Une partie de la famille royale reproche à Misuzulu d’avoir volé sa place sur le trône. Normalement, au décès du roi, un conseil de famille se réunit pour élire le successeur parmi les princes de la famille. À la mort du roi Goodwill Zwelithini en mars 2021, son testament indiquait la nomination d’une de ses six épouses, la reine Mantfombi pour assurer la régence le temps de la période du deuil. À l’issue de cette période, le nouveau roi devait être désigné. Rien ne s’était déroulé comme prévu puisque la reine Mantfombi est décédée dans des conditions suspectes, au bout de trois semaines de régence. Le testament de la reine régente désignait son fils, Misuzulu, comme le nouveau roi. Le conseil de famille a bien voté en ce sens, suivant les directives de la défunte reine.
Depuis lors, toute une partie de la famille s’oppose à cette succession. Sa légitimité est pourtant confirmée par le président d’Afrique du Sud et Misuzulu bénéficie du soutien de son oncle, le roi Mswati III d’Eswatini. De nombreuses personnalités sud-africaines lui ont déjà publiquement accordé leur soutien, dont la princesse Charlène de Monaco, qui était très proche de feu Goodwill Zwelithini et qui a d’ailleurs assisté à ses funérailles à Nongoma en 2021. La princesse Charlène faisait partie de la liste des royautés invitées à la cérémonie de ce samedi. Elle a décliné l’invitation pour des raisons d’incompatibilité de son emploi du temps.
Après des siècles de clans et tribus dirigés par un chef, le royaume des Zoulous (ou Empire zoulou) fut un État reconnu lorsqu’il acquit son indépendance en 1816, sous le règne du roi Chaka. Le règne du roi Chaka est considéré comme l’apogée de la période zouloue. Le roi Cetshwayo, neveu du roi Chaka, vit quant à lui son royaume devenir le Zoulouland en 1883, et passer sous le contrôle britannique. Lorsque l’Afrique du Sud prit son indépendance en 1961, la république reconnut également une liste de royaumes traditionnels. Ces royaumes sont reconnus et confirmés par la Constitution sud-africaine de 1996.
L’article 212 de la constitution sud-africaine reconnaît un certain nombre de royaumes traditionnels, dans lesquels les monarques occupent un réel rôle de médiateur au niveau local et un rôle symbolique, en tant que garants de la préservation culturelle de leur tribu. Le roi Misuzulu Zulu est le souverain du peuple zoulou, anciennement regroupé dans le Zoulouland, qui aujourd’hui fait partie de la province sud-africaine du KwaZulu-Natal. Parmi les royaumes traditionnels, celui des Zoulous est le plus important en termes de population. On estime à un cinquième de la population sud-africaine appartenant à l’ethnie zouloue.
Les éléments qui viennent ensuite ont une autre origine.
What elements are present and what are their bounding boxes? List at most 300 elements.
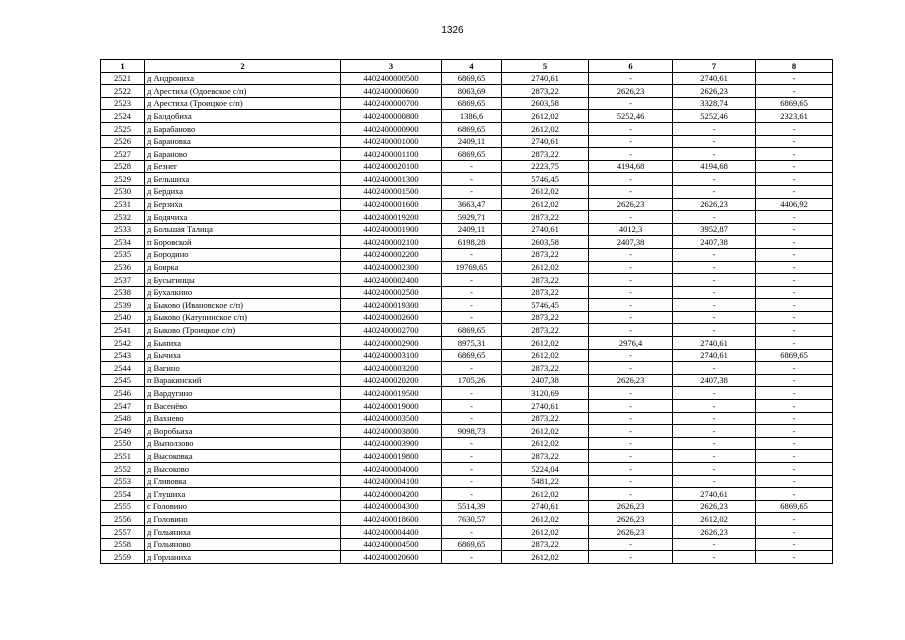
col-4-value: - [442,299,502,312]
col-5-value: 2612,02 [502,488,589,501]
row-number: 2540 [101,311,145,324]
col-6-value: - [589,400,673,413]
col-5-value: 2407,38 [502,374,589,387]
col-5-value: 2612,02 [502,513,589,526]
row-number: 2548 [101,412,145,425]
row-number: 2531 [101,198,145,211]
settlement-name: д Андрониха [145,72,341,85]
settlement-name: д Бухалкино [145,286,341,299]
settlement-name: д Быково (Троицкое с/п) [145,324,341,337]
col-5-value: 2603,58 [502,236,589,249]
table-row [101,173,833,186]
code: 4402400001100 [341,148,442,161]
code: 4402400003900 [341,437,442,450]
row-number: 2530 [101,185,145,198]
col-5-value: 2612,02 [502,122,589,135]
col-6-value: - [589,135,673,148]
col-4-value: 1386,6 [442,110,502,123]
settlement-name: д Вагино [145,362,341,375]
col-5-value: 2612,02 [502,425,589,438]
col-7-value: 2740,61 [673,72,756,85]
col-6-value: - [589,349,673,362]
col-8-value: - [756,72,833,85]
col-6-value: - [589,122,673,135]
row-number: 2556 [101,513,145,526]
table-row [101,513,833,526]
col-4-value: - [442,475,502,488]
settlement-name: д Гольяниха [145,525,341,538]
row-number: 2528 [101,160,145,173]
col-6-value: - [589,425,673,438]
col-7-value: - [673,261,756,274]
col-6-value: - [589,97,673,110]
col-8-value: - [756,488,833,501]
col-8-value: - [756,400,833,413]
code: 4402400020200 [341,374,442,387]
col-5-value: 2612,02 [502,261,589,274]
code: 4402400001500 [341,185,442,198]
row-number: 2554 [101,488,145,501]
col-6-value: - [589,324,673,337]
col-6-value: - [589,538,673,551]
col-6-value: - [589,551,673,564]
col-7-value: 2626,23 [673,525,756,538]
row-number: 2557 [101,525,145,538]
col-8-value: - [756,538,833,551]
column-header-8: 8 [756,60,833,73]
col-8-value: - [756,85,833,98]
settlement-name: с Головино [145,500,341,513]
row-number: 2545 [101,374,145,387]
col-5-value: 2873,22 [502,211,589,224]
row-number: 2553 [101,475,145,488]
code: 4402400019000 [341,400,442,413]
code: 4402400001900 [341,223,442,236]
row-number: 2558 [101,538,145,551]
col-4-value: 6869,65 [442,148,502,161]
col-8-value: - [756,387,833,400]
col-8-value: - [756,173,833,186]
col-7-value: 2740,61 [673,349,756,362]
settlement-name: д Быково (Катунинское с/п) [145,311,341,324]
settlement-name: д Арестиха (Одоевское с/п) [145,85,341,98]
table-row [101,488,833,501]
col-5-value: 2612,02 [502,198,589,211]
col-7-value: - [673,311,756,324]
table-row [101,538,833,551]
column-header-5: 5 [502,60,589,73]
column-header-4: 4 [442,60,502,73]
row-number: 2549 [101,425,145,438]
table-header-row [101,60,833,73]
table-row [101,72,833,85]
col-8-value: - [756,450,833,463]
table-row [101,349,833,362]
col-4-value: - [442,551,502,564]
col-5-value: 2740,61 [502,400,589,413]
col-7-value: - [673,538,756,551]
col-5-value: 2612,02 [502,437,589,450]
code: 4402400004400 [341,525,442,538]
col-6-value: - [589,211,673,224]
table-row [101,374,833,387]
settlement-name: д Бодячиха [145,211,341,224]
table-row [101,185,833,198]
column-header-3: 3 [341,60,442,73]
col-7-value: - [673,274,756,287]
code: 4402400020600 [341,551,442,564]
code: 4402400020100 [341,160,442,173]
table-row [101,110,833,123]
row-number: 2543 [101,349,145,362]
col-5-value: 2740,61 [502,72,589,85]
col-4-value: - [442,274,502,287]
col-6-value: - [589,261,673,274]
code: 4402400002600 [341,311,442,324]
col-8-value: 6869,65 [756,500,833,513]
col-7-value: - [673,412,756,425]
settlement-name: д Барабаново [145,122,341,135]
col-4-value: - [442,450,502,463]
col-7-value: 2740,61 [673,337,756,350]
row-number: 2542 [101,337,145,350]
settlement-name: п Варакинский [145,374,341,387]
code: 4402400000500 [341,72,442,85]
row-number: 2525 [101,122,145,135]
col-8-value: - [756,185,833,198]
settlement-name: д Гольяново [145,538,341,551]
col-5-value: 2873,22 [502,286,589,299]
code: 4402400000900 [341,122,442,135]
settlement-name: д Вардугино [145,387,341,400]
col-5-value: 2603,58 [502,97,589,110]
table-row [101,299,833,312]
col-4-value: - [442,400,502,413]
col-7-value: - [673,173,756,186]
col-5-value: 2873,22 [502,450,589,463]
col-5-value: 2873,22 [502,362,589,375]
settlement-name: д Безнег [145,160,341,173]
col-4-value: 8975,31 [442,337,502,350]
col-5-value: 2873,22 [502,412,589,425]
col-8-value: - [756,362,833,375]
col-7-value: - [673,450,756,463]
col-8-value: - [756,286,833,299]
col-5-value: 5481,22 [502,475,589,488]
row-number: 2536 [101,261,145,274]
row-number: 2534 [101,236,145,249]
settlement-name: д Бердиха [145,185,341,198]
col-6-value: 2407,38 [589,236,673,249]
code: 4402400002700 [341,324,442,337]
col-5-value: 2873,22 [502,274,589,287]
col-7-value: - [673,135,756,148]
table-row [101,236,833,249]
settlement-name: д Быниха [145,337,341,350]
settlement-name: д Большая Талица [145,223,341,236]
col-4-value: 9098,73 [442,425,502,438]
col-7-value: - [673,286,756,299]
col-8-value: - [756,463,833,476]
col-5-value: 2612,02 [502,525,589,538]
settlement-name: д Арестиха (Троицкое с/п) [145,97,341,110]
col-5-value: 2612,02 [502,337,589,350]
col-7-value: 2407,38 [673,236,756,249]
col-4-value: 8063,69 [442,85,502,98]
col-8-value: - [756,374,833,387]
table-row [101,362,833,375]
col-4-value: - [442,387,502,400]
code: 4402400002100 [341,236,442,249]
col-6-value: 2626,23 [589,500,673,513]
settlement-name: д Бородино [145,248,341,261]
col-6-value: - [589,286,673,299]
row-number: 2533 [101,223,145,236]
col-6-value: - [589,274,673,287]
col-6-value: 4012,3 [589,223,673,236]
settlement-name: д Бычиха [145,349,341,362]
table-row [101,425,833,438]
col-4-value: - [442,437,502,450]
code: 4402400003800 [341,425,442,438]
col-4-value: 5929,71 [442,211,502,224]
table-row [101,311,833,324]
settlement-name: д Глушиха [145,488,341,501]
col-7-value: - [673,463,756,476]
table-row [101,500,833,513]
col-8-value: - [756,135,833,148]
settlement-name: п Боровской [145,236,341,249]
col-5-value: 2740,61 [502,500,589,513]
row-number: 2547 [101,400,145,413]
col-6-value: - [589,412,673,425]
row-number: 2535 [101,248,145,261]
col-4-value: 6869,65 [442,72,502,85]
col-8-value: - [756,324,833,337]
code: 4402400003200 [341,362,442,375]
code: 4402400001000 [341,135,442,148]
col-4-value: 6869,65 [442,349,502,362]
col-7-value: 2740,61 [673,488,756,501]
col-4-value: - [442,311,502,324]
col-5-value: 2873,22 [502,324,589,337]
code: 4402400004000 [341,463,442,476]
col-4-value: - [442,362,502,375]
settlement-name: д Боярка [145,261,341,274]
row-number: 2523 [101,97,145,110]
col-7-value: - [673,437,756,450]
col-8-value: - [756,211,833,224]
col-7-value: - [673,551,756,564]
code: 4402400002500 [341,286,442,299]
table-row [101,551,833,564]
code: 4402400004500 [341,538,442,551]
col-6-value: 5252,46 [589,110,673,123]
table-row [101,463,833,476]
col-4-value: 1705,26 [442,374,502,387]
column-header-6: 6 [589,60,673,73]
row-number: 2524 [101,110,145,123]
col-8-value: 2323,61 [756,110,833,123]
settlement-name: д Головино [145,513,341,526]
table-row [101,437,833,450]
col-6-value: - [589,248,673,261]
col-8-value: - [756,274,833,287]
col-8-value: - [756,223,833,236]
col-5-value: 2873,22 [502,248,589,261]
col-6-value: 2626,23 [589,198,673,211]
code: 4402400003500 [341,412,442,425]
col-4-value: - [442,286,502,299]
col-6-value: - [589,185,673,198]
col-6-value: - [589,72,673,85]
col-5-value: 2873,22 [502,311,589,324]
col-7-value: 5252,46 [673,110,756,123]
col-4-value: - [442,160,502,173]
code: 4402400002200 [341,248,442,261]
settlement-name: д Балдобиха [145,110,341,123]
col-4-value: 6869,65 [442,324,502,337]
table-row [101,286,833,299]
table-row [101,122,833,135]
col-4-value: 2409,11 [442,223,502,236]
code: 4402400002300 [341,261,442,274]
settlement-name: д Барановка [145,135,341,148]
settlement-name: д Горланиха [145,551,341,564]
col-6-value: - [589,148,673,161]
settlement-name: д Берзиха [145,198,341,211]
col-7-value: - [673,248,756,261]
table-row [101,324,833,337]
table-row [101,261,833,274]
col-7-value: - [673,425,756,438]
table-row [101,198,833,211]
code: 4402400001600 [341,198,442,211]
col-8-value: - [756,122,833,135]
col-6-value: - [589,311,673,324]
col-8-value: - [756,337,833,350]
col-4-value: 2409,11 [442,135,502,148]
code: 4402400019500 [341,387,442,400]
code: 4402400000800 [341,110,442,123]
col-5-value: 2612,02 [502,185,589,198]
col-4-value: 3663,47 [442,198,502,211]
code: 4402400004200 [341,488,442,501]
table-row [101,85,833,98]
col-7-value: - [673,148,756,161]
row-number: 2537 [101,274,145,287]
row-number: 2541 [101,324,145,337]
settlement-name: п Васенёво [145,400,341,413]
code: 4402400019200 [341,211,442,224]
table-row [101,337,833,350]
col-7-value: - [673,400,756,413]
col-7-value: - [673,475,756,488]
col-7-value: 2626,23 [673,85,756,98]
col-6-value: 4194,68 [589,160,673,173]
row-number: 2544 [101,362,145,375]
col-7-value: - [673,299,756,312]
code: 4402400002400 [341,274,442,287]
col-8-value: 6869,65 [756,97,833,110]
col-4-value: - [442,463,502,476]
col-7-value: 3952,87 [673,223,756,236]
column-header-1: 1 [101,60,145,73]
col-5-value: 2873,22 [502,148,589,161]
col-8-value: - [756,248,833,261]
settlement-name: д Высоково [145,463,341,476]
col-5-value: 2612,02 [502,349,589,362]
col-4-value: - [442,525,502,538]
settlement-name: д Воробьиха [145,425,341,438]
row-number: 2529 [101,173,145,186]
col-6-value: - [589,463,673,476]
row-number: 2551 [101,450,145,463]
col-8-value: - [756,160,833,173]
code: 4402400019300 [341,299,442,312]
row-number: 2527 [101,148,145,161]
row-number: 2539 [101,299,145,312]
settlement-name: д Бельшиха [145,173,341,186]
column-header-2: 2 [145,60,341,73]
row-number: 2555 [101,500,145,513]
col-8-value: - [756,148,833,161]
col-4-value: - [442,412,502,425]
col-8-value: 6869,65 [756,349,833,362]
code: 4402400019800 [341,450,442,463]
col-8-value: - [756,525,833,538]
col-7-value: 2626,23 [673,198,756,211]
col-6-value: - [589,362,673,375]
col-6-value: - [589,299,673,312]
col-5-value: 2873,22 [502,85,589,98]
col-5-value: 2612,02 [502,110,589,123]
table-row [101,387,833,400]
col-4-value: 6198,28 [442,236,502,249]
col-7-value: - [673,324,756,337]
table-row [101,400,833,413]
code: 4402400004100 [341,475,442,488]
code: 4402400018600 [341,513,442,526]
col-8-value: - [756,513,833,526]
code: 4402400001300 [341,173,442,186]
code: 4402400003100 [341,349,442,362]
col-5-value: 2612,02 [502,551,589,564]
col-5-value: 2223,75 [502,160,589,173]
col-6-value: - [589,387,673,400]
col-4-value: - [442,488,502,501]
col-6-value: - [589,488,673,501]
table-row [101,223,833,236]
col-6-value: 2626,23 [589,374,673,387]
col-5-value: 5746,45 [502,173,589,186]
table-body [101,72,833,563]
col-7-value: - [673,362,756,375]
col-8-value: - [756,425,833,438]
settlement-name: д Быково (Ивановское с/п) [145,299,341,312]
table-row [101,148,833,161]
code: 4402400002900 [341,337,442,350]
col-8-value: - [756,412,833,425]
col-6-value: - [589,173,673,186]
col-8-value: - [756,311,833,324]
col-8-value: 4406,92 [756,198,833,211]
col-8-value: - [756,236,833,249]
col-7-value: 2612,02 [673,513,756,526]
settlement-name: д Высоковка [145,450,341,463]
settlement-name: д Гливовка [145,475,341,488]
col-8-value: - [756,551,833,564]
La population zouloue étant majoritairement regroupée dans la province du KwaZulu-Natal, qui correspond aussi approximativement au territoire de l’ancien Zoulouland, la famille royale zouloue a été attribuée comme souveraine de ce territoire, le roi des Zoulous y agissant comme un monarque constitutionnel. Par exemple, c’est le roi qui ouvre chaque nouvelle année parlementaire provinciale, comme le fait le roi en Norvège, aux Pays-Bas ou au Royaume-Uni. La monarchie zouloue reçoit une subvention annuelle de l’État qui avoisine les 5 millions de dollars.